A consortium of financial industry associations—The International Swaps and Derivatives Association, the European Banking Federation, and the Global Financial Markets Association (which includes the Securities Industry and Financial Markets Association among its members)—has published a set of common principles to promote effective global policymaking on cyber-security, data, and technology. The industry groups are seeking constructive cooperation with regulators on the principles by submitting them to the Financial Stability Board and the International Organization of Securities Commissions.
“Grappling with cyber-security, data protection and appropriate technology policies remain ongoing projects for banks, asset managers, funds and insurance companies, as well as the regulators of those institutions,” a statement from the groups says. “The costs related to these projects only increase for financial institutions that report to multiple regulators or operate across national boundaries. Encouraging standard-setting bodies to consider core, transparent policies and to receive meaningful input from market participants may help prevent duplicative or inconsistent standards across regulators.”

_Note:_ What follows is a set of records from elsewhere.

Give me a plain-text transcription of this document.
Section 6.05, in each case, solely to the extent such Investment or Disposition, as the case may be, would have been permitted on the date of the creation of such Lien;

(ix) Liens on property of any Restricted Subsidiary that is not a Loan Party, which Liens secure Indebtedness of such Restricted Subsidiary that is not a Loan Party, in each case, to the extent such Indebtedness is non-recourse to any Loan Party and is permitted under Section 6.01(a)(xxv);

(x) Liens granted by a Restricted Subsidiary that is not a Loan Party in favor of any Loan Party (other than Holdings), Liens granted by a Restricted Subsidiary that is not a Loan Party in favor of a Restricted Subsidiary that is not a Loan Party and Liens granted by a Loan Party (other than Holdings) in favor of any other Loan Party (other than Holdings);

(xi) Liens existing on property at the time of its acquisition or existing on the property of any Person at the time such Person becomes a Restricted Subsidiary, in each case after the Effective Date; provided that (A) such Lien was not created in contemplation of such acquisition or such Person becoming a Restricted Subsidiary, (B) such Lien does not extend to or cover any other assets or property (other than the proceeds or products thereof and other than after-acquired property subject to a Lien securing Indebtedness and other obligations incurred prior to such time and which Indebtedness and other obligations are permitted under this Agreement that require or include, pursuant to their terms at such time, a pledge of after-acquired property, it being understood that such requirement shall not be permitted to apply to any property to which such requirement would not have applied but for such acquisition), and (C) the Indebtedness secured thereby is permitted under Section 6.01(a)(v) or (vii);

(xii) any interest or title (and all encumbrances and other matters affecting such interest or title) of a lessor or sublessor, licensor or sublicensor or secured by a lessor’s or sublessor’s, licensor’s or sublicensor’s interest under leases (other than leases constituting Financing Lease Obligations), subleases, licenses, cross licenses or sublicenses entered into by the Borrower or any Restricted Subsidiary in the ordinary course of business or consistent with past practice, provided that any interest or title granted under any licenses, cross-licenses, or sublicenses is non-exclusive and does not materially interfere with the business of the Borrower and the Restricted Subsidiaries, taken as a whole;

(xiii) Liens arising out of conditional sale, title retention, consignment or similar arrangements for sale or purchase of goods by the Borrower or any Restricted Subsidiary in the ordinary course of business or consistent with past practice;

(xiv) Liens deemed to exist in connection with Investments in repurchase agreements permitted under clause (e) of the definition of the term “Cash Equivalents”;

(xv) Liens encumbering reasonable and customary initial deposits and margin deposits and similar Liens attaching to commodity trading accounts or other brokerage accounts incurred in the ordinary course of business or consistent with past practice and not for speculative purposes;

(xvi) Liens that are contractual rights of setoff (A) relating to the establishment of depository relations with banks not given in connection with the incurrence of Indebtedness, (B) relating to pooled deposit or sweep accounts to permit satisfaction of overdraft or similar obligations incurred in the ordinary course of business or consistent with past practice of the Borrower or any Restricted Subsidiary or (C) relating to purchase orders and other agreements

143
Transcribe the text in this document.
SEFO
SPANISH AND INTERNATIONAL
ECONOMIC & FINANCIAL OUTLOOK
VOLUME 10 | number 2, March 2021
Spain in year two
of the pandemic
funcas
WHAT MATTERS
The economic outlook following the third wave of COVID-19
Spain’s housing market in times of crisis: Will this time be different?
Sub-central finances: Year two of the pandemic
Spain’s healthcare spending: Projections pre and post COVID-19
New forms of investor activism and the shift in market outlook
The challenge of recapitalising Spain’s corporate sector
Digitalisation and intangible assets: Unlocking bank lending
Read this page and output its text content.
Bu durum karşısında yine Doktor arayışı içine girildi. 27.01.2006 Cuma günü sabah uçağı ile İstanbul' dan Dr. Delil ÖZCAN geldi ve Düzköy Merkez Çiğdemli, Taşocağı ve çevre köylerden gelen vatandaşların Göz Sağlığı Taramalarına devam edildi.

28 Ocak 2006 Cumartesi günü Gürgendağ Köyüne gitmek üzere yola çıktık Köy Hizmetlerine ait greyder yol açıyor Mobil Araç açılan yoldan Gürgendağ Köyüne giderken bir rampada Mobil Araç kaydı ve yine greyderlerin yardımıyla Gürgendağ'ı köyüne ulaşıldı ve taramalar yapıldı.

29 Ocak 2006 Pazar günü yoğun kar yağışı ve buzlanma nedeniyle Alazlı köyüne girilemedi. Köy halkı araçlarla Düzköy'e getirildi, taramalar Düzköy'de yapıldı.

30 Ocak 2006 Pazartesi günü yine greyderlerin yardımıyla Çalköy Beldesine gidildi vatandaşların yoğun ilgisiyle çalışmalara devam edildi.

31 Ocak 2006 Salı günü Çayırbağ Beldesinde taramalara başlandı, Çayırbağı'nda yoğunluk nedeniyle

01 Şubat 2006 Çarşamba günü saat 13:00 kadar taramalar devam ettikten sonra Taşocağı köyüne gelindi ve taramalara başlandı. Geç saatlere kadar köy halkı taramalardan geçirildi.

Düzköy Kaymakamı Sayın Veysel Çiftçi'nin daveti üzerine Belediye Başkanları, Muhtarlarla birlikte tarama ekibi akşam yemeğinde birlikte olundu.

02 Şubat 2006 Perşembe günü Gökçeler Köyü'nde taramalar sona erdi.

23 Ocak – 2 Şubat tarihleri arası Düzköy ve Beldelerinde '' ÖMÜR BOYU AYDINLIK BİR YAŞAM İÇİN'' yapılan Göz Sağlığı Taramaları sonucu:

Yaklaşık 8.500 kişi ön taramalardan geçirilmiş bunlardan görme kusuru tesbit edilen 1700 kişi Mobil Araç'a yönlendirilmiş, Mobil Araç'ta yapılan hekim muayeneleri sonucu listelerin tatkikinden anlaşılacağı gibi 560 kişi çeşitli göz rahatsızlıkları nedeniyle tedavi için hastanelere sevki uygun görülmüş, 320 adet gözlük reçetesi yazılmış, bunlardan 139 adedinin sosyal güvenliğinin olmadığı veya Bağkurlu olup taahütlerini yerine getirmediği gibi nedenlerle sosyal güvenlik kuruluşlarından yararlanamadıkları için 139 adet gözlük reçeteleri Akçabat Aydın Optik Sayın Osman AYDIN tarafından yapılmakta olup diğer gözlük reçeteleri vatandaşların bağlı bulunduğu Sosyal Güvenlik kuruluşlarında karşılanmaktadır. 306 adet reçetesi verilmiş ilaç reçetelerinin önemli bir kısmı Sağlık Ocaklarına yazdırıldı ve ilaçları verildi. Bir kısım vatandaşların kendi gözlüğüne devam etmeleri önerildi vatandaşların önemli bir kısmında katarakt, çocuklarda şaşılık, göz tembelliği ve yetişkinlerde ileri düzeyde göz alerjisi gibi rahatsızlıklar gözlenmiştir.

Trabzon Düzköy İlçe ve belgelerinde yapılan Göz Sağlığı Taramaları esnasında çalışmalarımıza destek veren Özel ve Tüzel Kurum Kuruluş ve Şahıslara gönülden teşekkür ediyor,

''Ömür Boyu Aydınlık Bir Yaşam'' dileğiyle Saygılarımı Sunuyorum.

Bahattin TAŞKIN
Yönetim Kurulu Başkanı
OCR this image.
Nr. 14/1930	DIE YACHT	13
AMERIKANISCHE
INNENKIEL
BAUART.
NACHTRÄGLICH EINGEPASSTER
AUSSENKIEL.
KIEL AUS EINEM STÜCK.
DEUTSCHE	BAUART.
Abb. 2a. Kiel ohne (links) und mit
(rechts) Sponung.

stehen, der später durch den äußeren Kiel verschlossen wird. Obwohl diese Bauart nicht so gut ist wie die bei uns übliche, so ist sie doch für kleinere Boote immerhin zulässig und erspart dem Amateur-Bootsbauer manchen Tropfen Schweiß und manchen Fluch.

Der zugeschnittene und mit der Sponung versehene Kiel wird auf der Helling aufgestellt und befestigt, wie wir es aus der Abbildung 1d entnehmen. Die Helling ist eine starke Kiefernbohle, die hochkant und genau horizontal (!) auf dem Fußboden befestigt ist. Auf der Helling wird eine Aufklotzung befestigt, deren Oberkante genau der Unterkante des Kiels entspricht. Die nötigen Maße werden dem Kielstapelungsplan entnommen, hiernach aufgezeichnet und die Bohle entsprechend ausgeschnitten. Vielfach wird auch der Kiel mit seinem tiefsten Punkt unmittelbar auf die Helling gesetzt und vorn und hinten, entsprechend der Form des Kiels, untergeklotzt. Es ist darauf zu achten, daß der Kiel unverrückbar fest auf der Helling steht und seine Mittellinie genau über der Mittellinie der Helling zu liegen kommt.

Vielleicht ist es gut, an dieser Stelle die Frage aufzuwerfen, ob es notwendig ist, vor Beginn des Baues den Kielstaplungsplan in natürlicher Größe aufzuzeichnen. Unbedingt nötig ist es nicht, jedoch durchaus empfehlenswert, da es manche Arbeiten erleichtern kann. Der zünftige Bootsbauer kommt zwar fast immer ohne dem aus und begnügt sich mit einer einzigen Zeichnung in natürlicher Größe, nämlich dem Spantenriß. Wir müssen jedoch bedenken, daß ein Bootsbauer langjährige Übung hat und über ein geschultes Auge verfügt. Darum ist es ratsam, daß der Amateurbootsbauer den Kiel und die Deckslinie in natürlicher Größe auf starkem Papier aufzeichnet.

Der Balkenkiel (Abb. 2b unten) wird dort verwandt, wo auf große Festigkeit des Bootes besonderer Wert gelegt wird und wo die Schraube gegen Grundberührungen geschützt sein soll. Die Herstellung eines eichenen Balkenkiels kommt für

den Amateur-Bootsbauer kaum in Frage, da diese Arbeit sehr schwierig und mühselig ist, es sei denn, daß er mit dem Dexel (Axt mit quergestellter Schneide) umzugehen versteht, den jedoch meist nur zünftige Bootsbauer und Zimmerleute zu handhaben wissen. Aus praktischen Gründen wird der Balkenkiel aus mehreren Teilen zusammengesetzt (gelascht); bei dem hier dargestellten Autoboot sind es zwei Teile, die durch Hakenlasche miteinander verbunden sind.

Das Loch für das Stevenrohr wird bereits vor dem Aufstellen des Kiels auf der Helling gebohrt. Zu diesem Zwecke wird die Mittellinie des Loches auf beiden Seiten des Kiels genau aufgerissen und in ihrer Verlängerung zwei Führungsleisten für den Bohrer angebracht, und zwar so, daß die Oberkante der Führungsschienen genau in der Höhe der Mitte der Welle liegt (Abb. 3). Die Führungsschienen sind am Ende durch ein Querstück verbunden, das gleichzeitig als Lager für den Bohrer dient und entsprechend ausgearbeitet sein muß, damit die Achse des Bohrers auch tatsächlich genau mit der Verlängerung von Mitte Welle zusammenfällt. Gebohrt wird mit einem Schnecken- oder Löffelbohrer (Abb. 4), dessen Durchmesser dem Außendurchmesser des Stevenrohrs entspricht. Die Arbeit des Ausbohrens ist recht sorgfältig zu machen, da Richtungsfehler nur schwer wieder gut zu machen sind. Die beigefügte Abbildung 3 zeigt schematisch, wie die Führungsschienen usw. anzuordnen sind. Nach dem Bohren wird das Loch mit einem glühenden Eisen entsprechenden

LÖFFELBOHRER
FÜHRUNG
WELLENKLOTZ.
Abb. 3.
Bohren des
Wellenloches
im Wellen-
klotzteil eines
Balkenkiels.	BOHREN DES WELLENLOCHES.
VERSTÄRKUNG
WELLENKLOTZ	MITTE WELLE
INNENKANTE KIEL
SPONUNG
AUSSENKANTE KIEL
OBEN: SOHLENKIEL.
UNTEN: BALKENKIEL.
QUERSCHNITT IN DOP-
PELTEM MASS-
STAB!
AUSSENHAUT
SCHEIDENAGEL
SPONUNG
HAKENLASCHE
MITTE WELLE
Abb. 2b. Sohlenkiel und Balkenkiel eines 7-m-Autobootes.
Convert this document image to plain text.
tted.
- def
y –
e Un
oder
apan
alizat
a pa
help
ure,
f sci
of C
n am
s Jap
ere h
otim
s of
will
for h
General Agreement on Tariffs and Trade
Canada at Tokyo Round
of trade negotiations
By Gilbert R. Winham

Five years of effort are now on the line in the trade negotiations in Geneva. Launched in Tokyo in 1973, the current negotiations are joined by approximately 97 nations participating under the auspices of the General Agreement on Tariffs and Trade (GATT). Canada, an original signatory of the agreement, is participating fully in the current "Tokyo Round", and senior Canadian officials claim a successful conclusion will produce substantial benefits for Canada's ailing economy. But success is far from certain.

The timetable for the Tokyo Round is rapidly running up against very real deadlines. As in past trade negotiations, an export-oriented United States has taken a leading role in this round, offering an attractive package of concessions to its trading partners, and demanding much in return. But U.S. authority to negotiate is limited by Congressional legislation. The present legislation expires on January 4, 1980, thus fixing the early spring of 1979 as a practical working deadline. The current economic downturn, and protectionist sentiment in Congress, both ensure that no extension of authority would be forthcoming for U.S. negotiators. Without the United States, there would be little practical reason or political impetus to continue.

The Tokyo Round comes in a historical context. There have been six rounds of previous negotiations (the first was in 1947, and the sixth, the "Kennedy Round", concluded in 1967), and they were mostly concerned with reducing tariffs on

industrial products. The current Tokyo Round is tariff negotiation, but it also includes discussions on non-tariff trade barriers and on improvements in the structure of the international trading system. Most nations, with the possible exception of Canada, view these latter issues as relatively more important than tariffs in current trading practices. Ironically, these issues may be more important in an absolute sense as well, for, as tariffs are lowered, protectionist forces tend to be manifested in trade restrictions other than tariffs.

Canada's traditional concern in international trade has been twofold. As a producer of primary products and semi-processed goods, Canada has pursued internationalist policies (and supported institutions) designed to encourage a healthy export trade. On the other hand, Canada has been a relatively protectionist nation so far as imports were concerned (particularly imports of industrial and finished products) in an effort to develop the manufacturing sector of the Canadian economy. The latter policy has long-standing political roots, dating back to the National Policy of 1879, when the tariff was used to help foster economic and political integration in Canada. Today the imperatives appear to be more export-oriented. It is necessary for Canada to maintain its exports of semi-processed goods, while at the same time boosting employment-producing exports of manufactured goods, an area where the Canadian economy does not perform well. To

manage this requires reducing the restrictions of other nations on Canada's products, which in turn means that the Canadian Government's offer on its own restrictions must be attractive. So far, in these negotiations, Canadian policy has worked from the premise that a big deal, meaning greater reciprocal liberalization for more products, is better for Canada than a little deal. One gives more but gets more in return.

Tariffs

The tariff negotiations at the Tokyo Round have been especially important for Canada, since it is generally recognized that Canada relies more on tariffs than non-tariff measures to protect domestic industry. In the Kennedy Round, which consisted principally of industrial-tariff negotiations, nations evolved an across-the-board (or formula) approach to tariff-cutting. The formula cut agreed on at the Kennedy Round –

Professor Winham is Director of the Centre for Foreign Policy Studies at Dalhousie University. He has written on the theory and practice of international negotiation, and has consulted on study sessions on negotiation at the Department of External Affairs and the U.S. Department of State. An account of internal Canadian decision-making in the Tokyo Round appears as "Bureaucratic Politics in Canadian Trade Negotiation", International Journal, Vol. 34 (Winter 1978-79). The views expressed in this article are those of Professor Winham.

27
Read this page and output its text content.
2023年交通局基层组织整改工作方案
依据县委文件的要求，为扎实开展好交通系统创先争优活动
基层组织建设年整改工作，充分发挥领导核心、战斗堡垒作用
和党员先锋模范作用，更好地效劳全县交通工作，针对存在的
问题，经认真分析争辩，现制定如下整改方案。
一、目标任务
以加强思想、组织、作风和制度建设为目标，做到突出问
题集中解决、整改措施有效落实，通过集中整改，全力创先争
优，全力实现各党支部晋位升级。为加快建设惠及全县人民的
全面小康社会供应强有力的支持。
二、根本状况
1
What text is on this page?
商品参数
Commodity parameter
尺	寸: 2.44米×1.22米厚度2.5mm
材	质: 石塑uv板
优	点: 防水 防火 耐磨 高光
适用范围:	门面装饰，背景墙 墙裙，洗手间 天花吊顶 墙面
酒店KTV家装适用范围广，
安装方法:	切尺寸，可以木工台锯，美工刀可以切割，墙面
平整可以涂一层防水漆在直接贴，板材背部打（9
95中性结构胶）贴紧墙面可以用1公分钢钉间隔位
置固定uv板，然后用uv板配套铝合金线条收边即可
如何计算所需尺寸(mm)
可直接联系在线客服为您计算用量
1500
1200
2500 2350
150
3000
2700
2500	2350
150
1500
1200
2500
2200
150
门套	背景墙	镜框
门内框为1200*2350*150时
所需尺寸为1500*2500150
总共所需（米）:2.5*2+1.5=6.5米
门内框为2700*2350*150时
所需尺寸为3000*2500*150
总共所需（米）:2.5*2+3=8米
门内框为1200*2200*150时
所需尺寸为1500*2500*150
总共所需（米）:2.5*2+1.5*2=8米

The principles follow a report published in April 2016 by IOSCO that provided an overview of the different regulatory approaches related to cyber-security that its members have implemented and the different practices that market participants have adopted to address cyber-security issues. The report functioned primarily as a survey of various regulatory approaches in different jurisdictions, with little emphasis on any preferred approach. In contrast, the newly agreed upon principles highlight “the crucial issue that effective policy-making requires, recognizing that cyber-security, data protection and technological advancement in the financial sector is an international issue that requires global solutions.”
The document also encourages global standards and cooperation in order to mitigate the problem of asking international firms with global platforms to comply with conflicting rules in different markets or jurisdictions, which could lead to increased costs of compliance and fragmented technology systems or risk management processes. It also advocates for rules that go beyond simply assessing whether a particular institution is compliant with a particular standard and instead ensuring that sufficient resources are in place to manage risk and proactively interact with regulators to assess cyber-threats and data protection.